Add global warming to the picture. According to the grizzly bear recovery plan, warming threatens to render “already marginal grizzly habitat in areas such as Yellowstone National Park… unsuitable for occupancy.” Grizzlies face dwindling alpine invertebrates and mammals, cutthroat trout, carrion and white pine nuts, all sources of food.

As this lame-duck administration plots its exit strategy, slashing protections for endangered species is high on its agenda. In many cases, this means suppressing, ignoring or denying the looming problem of global warming.

The administration proposed to remove Louisiana’s brown pelicans from the endangered species list just as half of their population was wiped out by Hurricane Katrina and Hurricane Rita, and even though their nesting barrier islands are slated to be lost as sea levels rise.

Bush is proposing to delist the West Virginia northern flying squirrel while all global warming models predict the complete disappearance of the squirrels’ high-elevation red spruce forest habitat.

The administration overruled agency scientists and censored references to climate change in its report recommending that the California least tern be downgraded from “endangered” to “threatened” status.

Just recently, the administration was forced to concede the scientific realities with respect to the “canary in the coalmine” of global warming. It listed the grizzly’s cousin, the polar bear, as “threatened,” ending a two-year shutdown in new listings (not for lack of species in need).

Yet, in the same breath, the administration announced “guidance,” or special rules, preventing the listing from applying to greenhouse gas emissions that are causing the polar bear’s endangerment. Disassociating the cause of threat and the species does not hold up under the Endangered Species Act. They know the move will be challenged in court but it does waste valuable time while the window for the polar bear and plenty of other species quickly closes.

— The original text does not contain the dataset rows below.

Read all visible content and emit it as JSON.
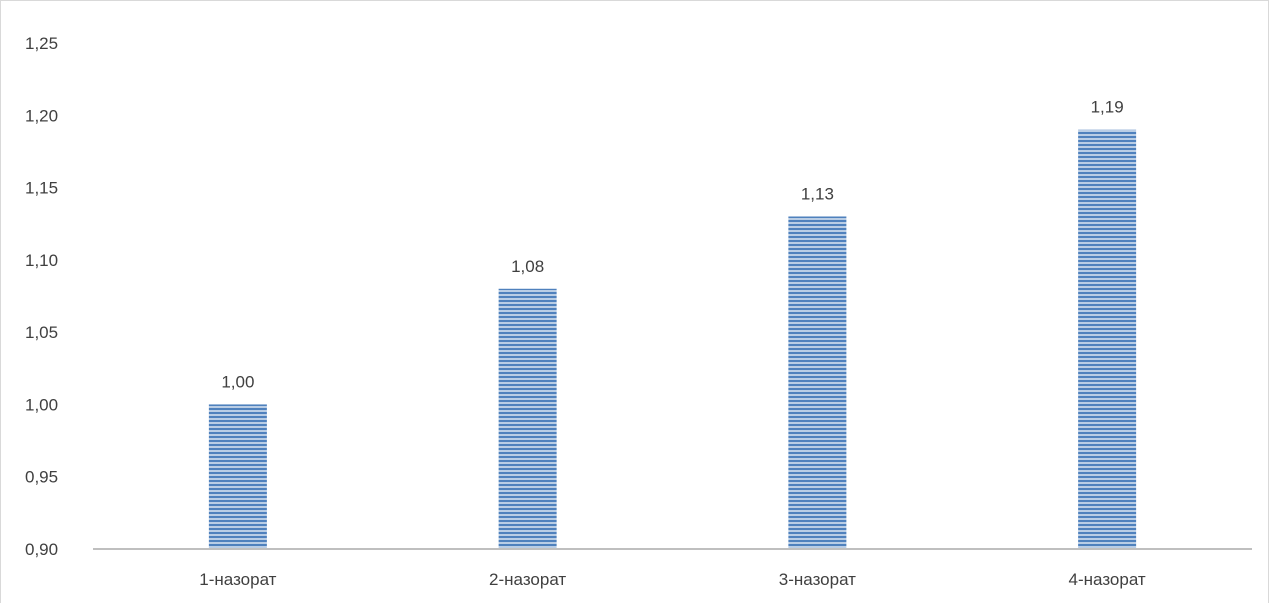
{
  "chart_data": {
    "type": "bar",
    "title": "",
    "xlabel": "",
    "ylabel": "",
    "categories": [
      "1-назорат",
      "2-назорат",
      "3-назорат",
      "4-назорат"
    ],
    "values": [
      1.0,
      1.08,
      1.13,
      1.19
    ],
    "data_labels": [
      "1,00",
      "1,08",
      "1,13",
      "1,19"
    ],
    "ylim": [
      0.9,
      1.25
    ],
    "yticks": [
      0.9,
      0.95,
      1.0,
      1.05,
      1.1,
      1.15,
      1.2,
      1.25
    ],
    "ytick_labels": [
      "0,90",
      "0,95",
      "1,00",
      "1,05",
      "1,10",
      "1,15",
      "1,20",
      "1,25"
    ],
    "grid": false,
    "legend": "none",
    "bar_fill": "horizontal-stripes",
    "colors": {
      "bar_stripe_dark": "#4f81bd",
      "bar_stripe_light": "#b9cde5",
      "axis_line": "#bfbfbf",
      "text": "#404040"
    }
  }
}
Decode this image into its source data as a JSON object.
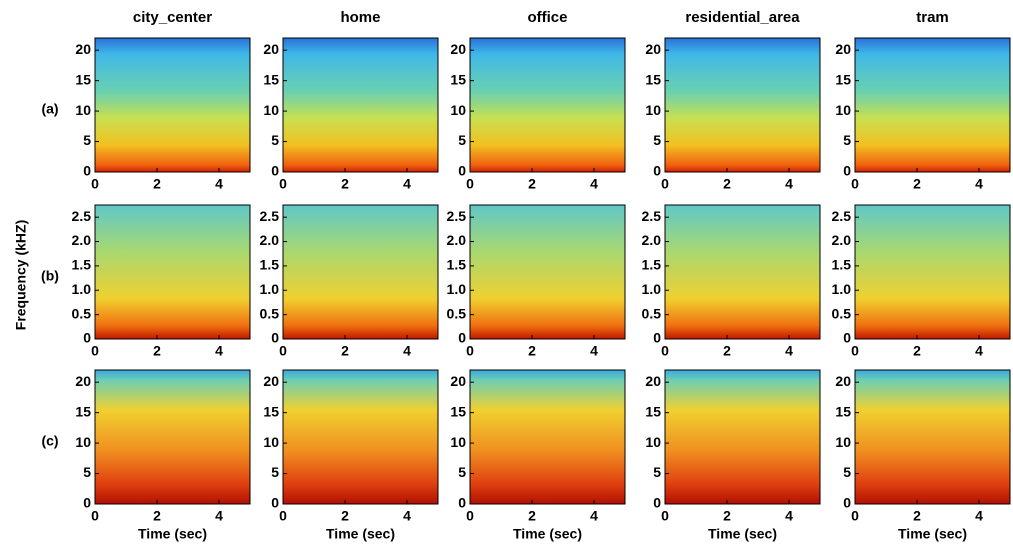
{
  "figure": {
    "columns": [
      "city_center",
      "home",
      "office",
      "residential_area",
      "tram"
    ],
    "rows": [
      {
        "label": "(a)",
        "ylim": [
          0,
          22
        ],
        "yticks": [
          0,
          5,
          10,
          15,
          20
        ]
      },
      {
        "label": "(b)",
        "ylim": [
          0,
          2.75
        ],
        "yticks": [
          0,
          0.5,
          {
            "value": 1,
            "label": "1.0"
          },
          1.5,
          {
            "value": 2,
            "label": "2.0"
          },
          2.5
        ]
      },
      {
        "label": "(c)",
        "ylim": [
          0,
          22
        ],
        "yticks": [
          0,
          5,
          10,
          15,
          20
        ]
      }
    ],
    "xlim": [
      0,
      5
    ],
    "xticks": [
      0,
      2,
      4
    ],
    "xlabel": "Time (sec)",
    "ylabel": "Frequency (kHZ)"
  }
}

Clearly, the nation needs a comprehensive strategy to protect species under the threat of global warming. The Center for Biological Diversity petitioned six cabinet-level departments and the Environmental Protection Agency in February 2007 to review the impacts of their programs in light of global warming and to develop consistent regulations via a public process to ensure a future for grizzlies, polar bears and terns.

One department rejected it. The rest ignored it.

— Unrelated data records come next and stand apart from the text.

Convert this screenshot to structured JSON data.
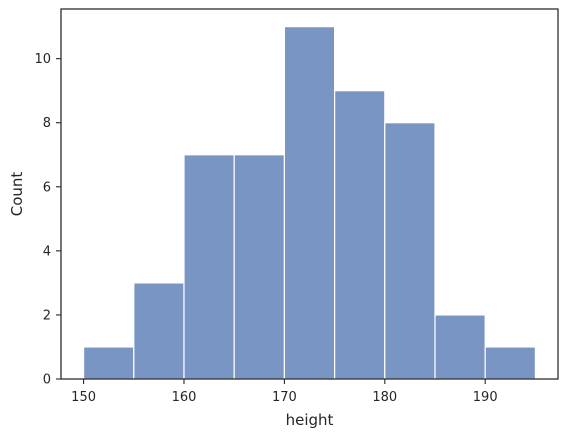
{
  "chart_data": {
    "type": "bar",
    "subtype": "histogram",
    "bin_edges": [
      150,
      155,
      160,
      165,
      170,
      175,
      180,
      185,
      190,
      195
    ],
    "values": [
      1,
      3,
      7,
      7,
      11,
      9,
      8,
      2,
      1
    ],
    "xlabel": "height",
    "ylabel": "Count",
    "xticks": [
      150,
      160,
      170,
      180,
      190
    ],
    "yticks": [
      0,
      2,
      4,
      6,
      8,
      10
    ],
    "xlim": [
      147.75,
      197.25
    ],
    "ylim": [
      0,
      11.55
    ],
    "grid": false,
    "colors": {
      "bar": "#4c72b0",
      "edge": "#ffffff",
      "frame": "#262626"
    }
  }
}
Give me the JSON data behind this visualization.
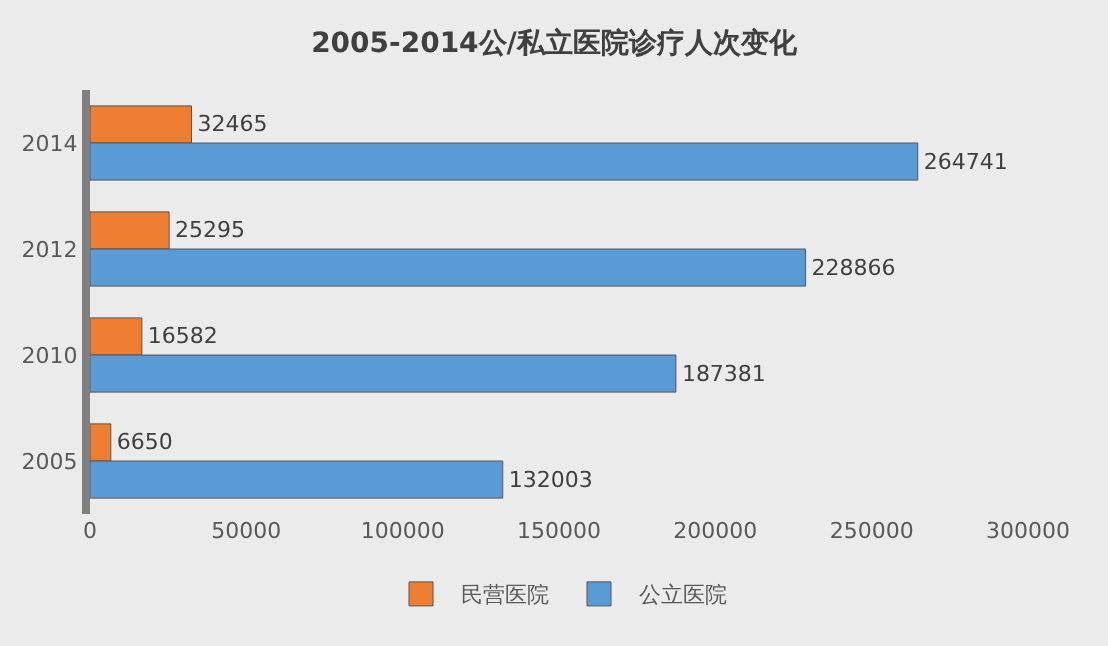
{
  "chart_data": {
    "type": "bar",
    "orientation": "horizontal",
    "title": "2005-2014公/私立医院诊疗人次变化",
    "categories": [
      "2014",
      "2012",
      "2010",
      "2005"
    ],
    "series": [
      {
        "name": "民营医院",
        "color": "#ed7d31",
        "values": [
          32465,
          25295,
          16582,
          6650
        ]
      },
      {
        "name": "公立医院",
        "color": "#5b9bd5",
        "values": [
          264741,
          228866,
          187381,
          132003
        ]
      }
    ],
    "xlim": [
      0,
      300000
    ],
    "xticks": [
      0,
      50000,
      100000,
      150000,
      200000,
      250000,
      300000
    ],
    "data_labels": true,
    "legend": "bottom",
    "grid": false
  }
}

It will be up to the next administration to begin the process of cutting greenhouse gas emissions and rethinking how to protect species in a warming world. Unfortunately, that administration will also be saddled with the work of undoing the damage created by the current administration in its waning days. It’s a distraction we and endangered species can ill afford.

Andrew Orahoske is a conservation advocate and Will Hodges is a biodiversity advocate for the Center for Biological Diversity. Orahoske writes from Missoula and Hodges writes from Tuscon, Ariz.